An enlightening example of when corporate self-interest trumps global interest.
In the late 1970s, scientists and government agencies were beginning to study climate change more seriously.
ExxonMobil, a major fossil fuel company, saw the potential disaster this could play for their oil and gas business, and subsequently formed a skilled research department, spending millions of dollars to answer those questions for themselves.
The company believed that having a solid understanding of the potential impact fossil fuels could have on climate would only help their business, and by understanding the science behind climate change they could find new opportunities that could help them in the long run.
At the time, Exxon scientists were genuinely interested in understanding climate change and saw themselves at the center of a global climate research project “aimed at benefiting mankind.” A top company scientist envisioned this project as a crucial collaboration among the scientific community, industry, and governments.
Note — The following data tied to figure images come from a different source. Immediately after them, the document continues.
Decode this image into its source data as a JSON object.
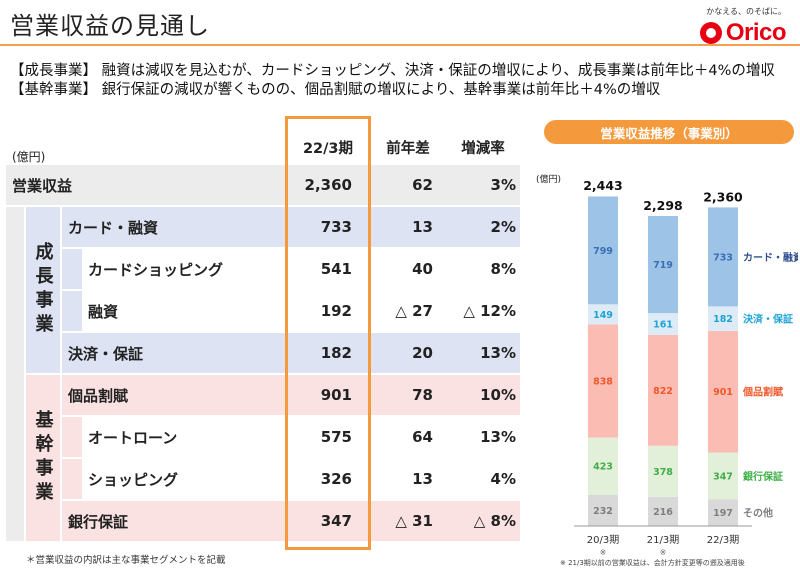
{
  "header": {
    "title": "営業収益の見通し",
    "logo_tagline": "かなえる、のそばに。",
    "logo_name": "Orico"
  },
  "summary": {
    "growth": "【成長事業】 融資は減収を見込むが、カードショッピング、決済・保証の増収により、成長事業は前年比＋4%の増収",
    "core": "【基幹事業】 銀行保証の減収が響くものの、個品割賦の増収により、基幹事業は前年比＋4%の増収"
  },
  "table": {
    "unit": "(億円)",
    "columns": [
      "22/3期",
      "前年差",
      "増減率"
    ],
    "total": {
      "label": "営業収益",
      "values": [
        "2,360",
        "62",
        "3%"
      ]
    },
    "segments": [
      {
        "label": "成長事業",
        "rows": [
          {
            "label": "カード・融資",
            "level": 1,
            "values": [
              "733",
              "13",
              "2%"
            ]
          },
          {
            "label": "カードショッピング",
            "level": 2,
            "values": [
              "541",
              "40",
              "8%"
            ]
          },
          {
            "label": "融資",
            "level": 2,
            "values": [
              "192",
              "△ 27",
              "△ 12%"
            ]
          },
          {
            "label": "決済・保証",
            "level": 1,
            "values": [
              "182",
              "20",
              "13%"
            ]
          }
        ]
      },
      {
        "label": "基幹事業",
        "rows": [
          {
            "label": "個品割賦",
            "level": 1,
            "values": [
              "901",
              "78",
              "10%"
            ]
          },
          {
            "label": "オートローン",
            "level": 2,
            "values": [
              "575",
              "64",
              "13%"
            ]
          },
          {
            "label": "ショッピング",
            "level": 2,
            "values": [
              "326",
              "13",
              "4%"
            ]
          },
          {
            "label": "銀行保証",
            "level": 1,
            "values": [
              "347",
              "△ 31",
              "△ 8%"
            ]
          }
        ]
      }
    ],
    "footnote": "＊営業収益の内訳は主な事業セグメントを記載"
  },
  "colors": {
    "accent_orange": "#f59a3c",
    "growth_bg": "#dde3f2",
    "core_bg": "#fbe2e2",
    "gray_bg": "#ececec",
    "sub_bg": "#ffffff"
  },
  "chart_data": {
    "type": "bar",
    "stacked": true,
    "title": "営業収益推移（事業別）",
    "ylabel": "(億円)",
    "categories": [
      "20/3期",
      "21/3期",
      "22/3期"
    ],
    "category_notes": [
      "※",
      "※",
      ""
    ],
    "totals": [
      "2,443",
      "2,298",
      "2,360"
    ],
    "total_values": [
      2443,
      2298,
      2360
    ],
    "series": [
      {
        "name": "その他",
        "values": [
          232,
          216,
          197
        ],
        "color": "#d9d9d9",
        "label_color": "#7f7f7f"
      },
      {
        "name": "銀行保証",
        "values": [
          423,
          378,
          347
        ],
        "color": "#e2efd9",
        "label_color": "#3fae49"
      },
      {
        "name": "個品割賦",
        "values": [
          838,
          822,
          901
        ],
        "color": "#fbbdb3",
        "label_color": "#f0572a"
      },
      {
        "name": "決済・保証",
        "values": [
          149,
          161,
          182
        ],
        "color": "#ddebf7",
        "label_color": "#1fa3d6"
      },
      {
        "name": "カード・融資",
        "values": [
          799,
          719,
          733
        ],
        "color": "#9dc3e6",
        "label_color": "#3b6fb5"
      }
    ],
    "legend_colors": [
      "#7f7f7f",
      "#3fae49",
      "#f0572a",
      "#1fa3d6",
      "#2f4f8f"
    ],
    "footnote": "※ 21/3期以前の営業収益は、会計方針変更等の遡及適用後"
  }
}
However, they also saw what had happened to the chemical industry a few years prior, when the world became anxious about the vanishing ozone layer.
Chemicals found in aerosol sprays and refrigerators were damaging the part of the atmosphere that protects earth from the sun’s harmful rays. When the government decided to ban spray cans that used those chemicals, the chemical industry was caught unprepared. The impact on the industry was catastrophic and Exxon believed that if they anticipated problems related to climate change, they could find solutions or create substitutes that would benefit their business.
Assembling a team of atmospheric scientists, the oil and gas giant built a high-tech climate lab on one of their oil tankers to help study CO2 in the ocean, and invested in cutting-edge computer models to predict future global temperatures. The company’s first climate models were published privately in 1982, years before the general public was aware of climate change. At the time, Exxon predicted that the climate would warm just under half a degree Celsius between 1980 and 2000, and by the early 2000s the Earth could be warm enough to objectively detect climate change.
By the late 1980s, climate change was starting to enter the public conversation, and NASA scientist James Hansen famously warned Congress about climate change in 1988. Almost immediately, Exxon changed course.
Less than two months after James Hansen’s testimony, Exxon laid out its strategy in an internal memo, instructing its staff to “emphasize the uncertainty in scientific conclusions regarding the potential enhanced greenhouse effect” to prevent the “noneconomic development of non-fossil fuel resources.”
For the next two decades, Exxon stuck to that strategy of emphasising climate uncertainty. All the while, internal scientists at the company continued to quietly study and predict climate change trends in academic journals. They simultaneously called climate science “sheer speculation” and publishing peer-reviewed climate models showing an increasingly warmer world.
Recently, a group of outside researchers compared each Exxon climate model to real-world climate records, scoring them from 0 to 100. They found that, on average, Exxon’s predictions were 72 percent accurate, with their best prediction, published in 1985, being 99 percent accurate — far more on-point than predictions from the world’s top independent and government scientists at that time.
This research adds to a compelling story: one of the best climate models in the world came from an oil company.
However, Exxon spent the next several decades discrediting its own research and casting doubt on the consensus around climate change. Even though their predictions were consistently accurate, Exxon did not take responsibility for the catastrophic effects of the climate crisis, which we continue to experience today — underscoring how private interests and profits can clash with the public good and highlights the importance of governments and independent actors in addressing global challenges.